Dawkins doesn't know exactly how much Travis will play or precisely where he'll fit into Stanford's 2014-2015 squad, but he envisions Travis playing early and providing a versatile offensive presence.
"It's always tough to say what's going to happen looking way into the future but we expect him to make some good contributions," Dawkins said. "We expect him to be a young man that's a forward for us that can play on the perimeter. He can also play some in the post, but he's more versatile for us, kind of like what you see looking at a Josh Huestis for us now, he's outside, inside, he's kind of all over the place for us and so is Dwight. He's cut from the same cloth as those guys."
Why Stanford? "Just the comfort feel I got," Travis told Cardinal Sports Report after making his decision. "The coaching staff and the players and all that, it's tough to find that many people that you feel like you have the same mindset and the same goals and aspirations. You don't find that everywhere, where you really just have a lot of good guys on the same team where I felt like everyone kind of has the same beliefs and the background that I came from. I wanted to go some place where the academics were just as strong as basketball, and I think that Stanford kind of epitomizes that with their program."
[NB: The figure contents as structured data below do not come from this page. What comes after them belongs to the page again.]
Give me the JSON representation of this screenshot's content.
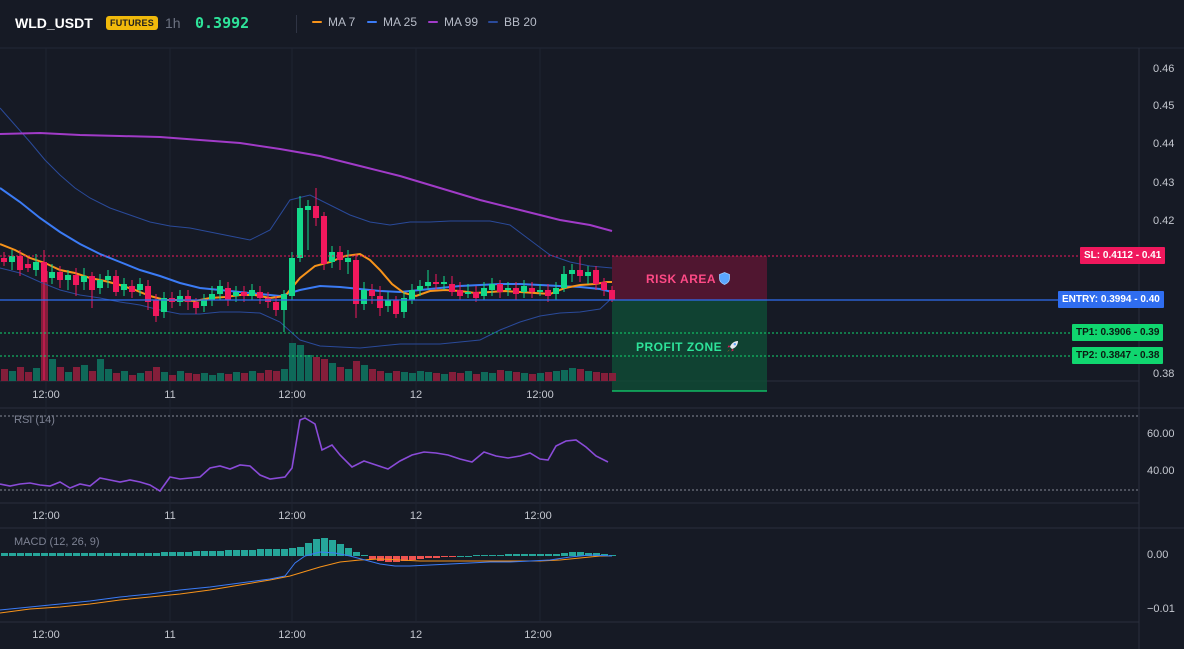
{
  "header": {
    "symbol": "WLD_USDT",
    "badge": "FUTURES",
    "interval": "1h",
    "price": "0.3992",
    "legend": [
      {
        "label": "MA 7",
        "color": "#f7931a"
      },
      {
        "label": "MA 25",
        "color": "#3b7bf5"
      },
      {
        "label": "MA 99",
        "color": "#a13bc8"
      },
      {
        "label": "BB 20",
        "color": "#2a4a9a"
      }
    ]
  },
  "main_chart": {
    "y_ticks": [
      "0.46",
      "0.45",
      "0.44",
      "0.43",
      "0.42",
      "0.41",
      "0.40",
      "0.39",
      "0.38"
    ],
    "x_ticks": [
      "12:00",
      "11",
      "12:00",
      "12",
      "12:00"
    ],
    "levels": {
      "sl": {
        "label": "SL: 0.4112",
        "tick": "0.41",
        "color": "#f0185d"
      },
      "entry": {
        "label": "ENTRY: 0.3994",
        "tick": "0.40",
        "color": "#2f6df0"
      },
      "tp1": {
        "label": "TP1: 0.3906",
        "tick": "0.39",
        "color": "#10d66f"
      },
      "tp2": {
        "label": "TP2: 0.3847",
        "tick": "0.38",
        "color": "#10d66f"
      }
    },
    "risk_zone_label": "RISK AREA",
    "risk_zone_icon": "shield-icon",
    "profit_zone_label": "PROFIT ZONE",
    "profit_zone_icon": "rocket-icon"
  },
  "rsi_pane": {
    "title": "RSI (14)",
    "y_ticks": [
      "60.00",
      "40.00"
    ],
    "x_ticks": [
      "12:00",
      "11",
      "12:00",
      "12",
      "12:00"
    ]
  },
  "macd_pane": {
    "title": "MACD (12, 26, 9)",
    "y_ticks": [
      "0.00",
      "−0.01"
    ],
    "x_ticks": [
      "12:00",
      "11",
      "12:00",
      "12",
      "12:00"
    ]
  },
  "colors": {
    "up": "#13d98a",
    "down": "#f0185d",
    "ma7": "#f7931a",
    "ma25": "#3b7bf5",
    "ma99": "#a13bc8",
    "bb": "#2a4a9a",
    "rsi": "#8a4bd8"
  }
}
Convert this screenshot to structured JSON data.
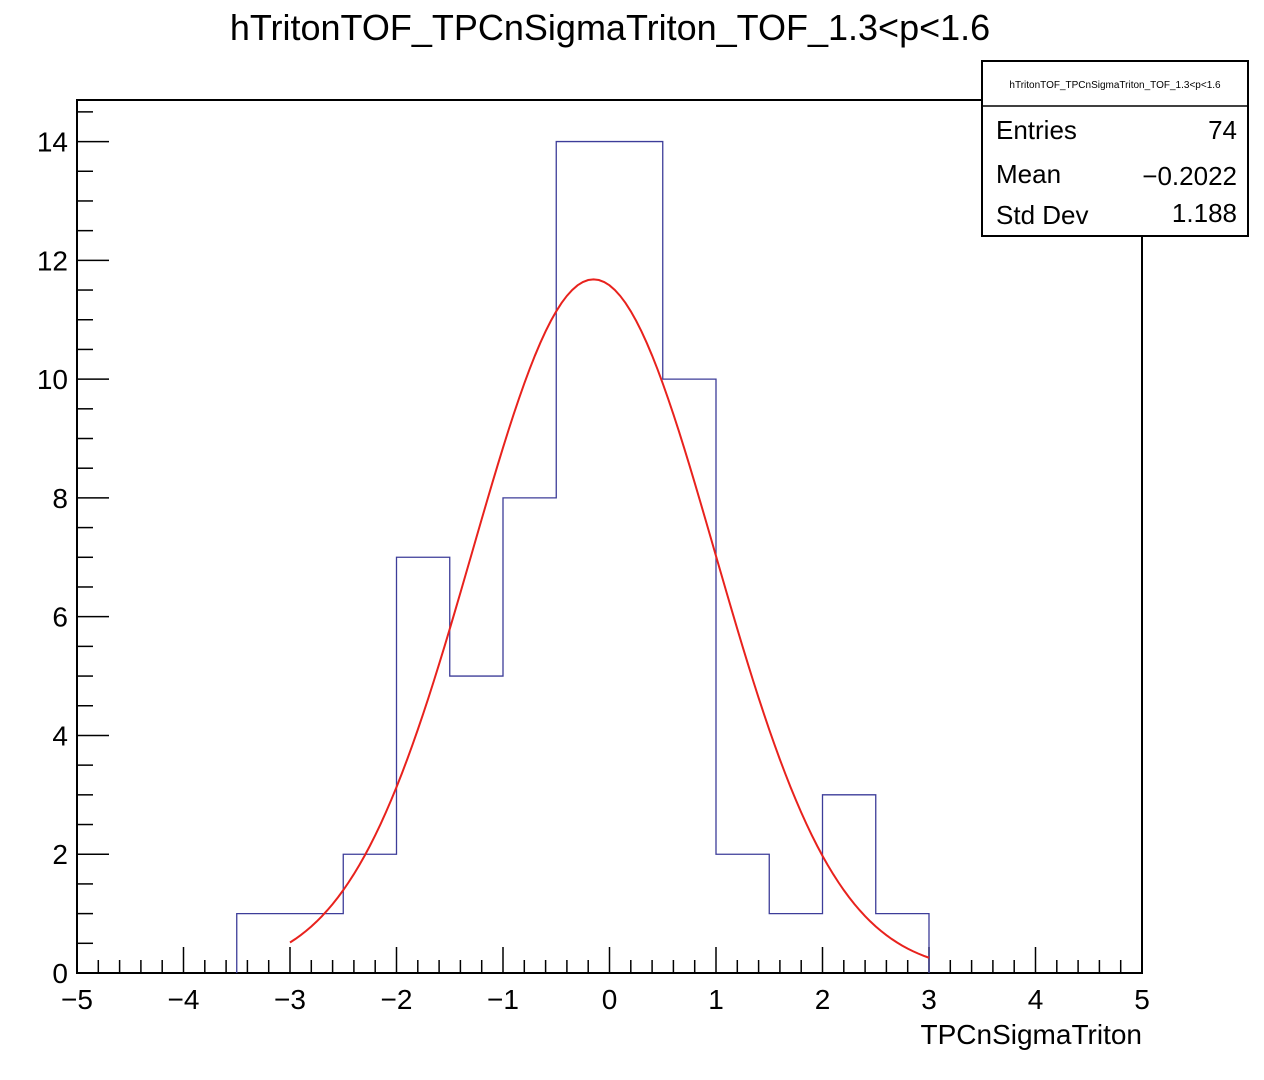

Scouting Report: Hard playing insider is amongst the most physical players in the country. Attacks the glass on both ends and is a good scorer out to 15 feet. Slightly undersized for the power forward but makes up for it with his toughness and strength. - Eric Bossi, Rivals.com. 9/24/2013
On film: Minneapolis (Minn) De La Salle senior power forward Reid Travis of the Celtics had 28 points and 11 rebounds in a 76-63 victory over the Lakers at the NBPA Camp on June 15, 2013, in Charlottesville, Va. The scouting video shows Travis' (No. 66) box score statistics except fouls.
Fun Fact: Travis is believed to be the first recruit with committable offers from Stanford and Duke (and the Blue Devils and Cardinal among his top two or three) to select Stanford since prior to Casey Jacobsen in the late-1990's. Jacobsen had offers from Duke and Stanford, but the Blue Devils filled their recruiting class with Mike Dunleavy, Jr., causing Jacobsen to end up on The Farm.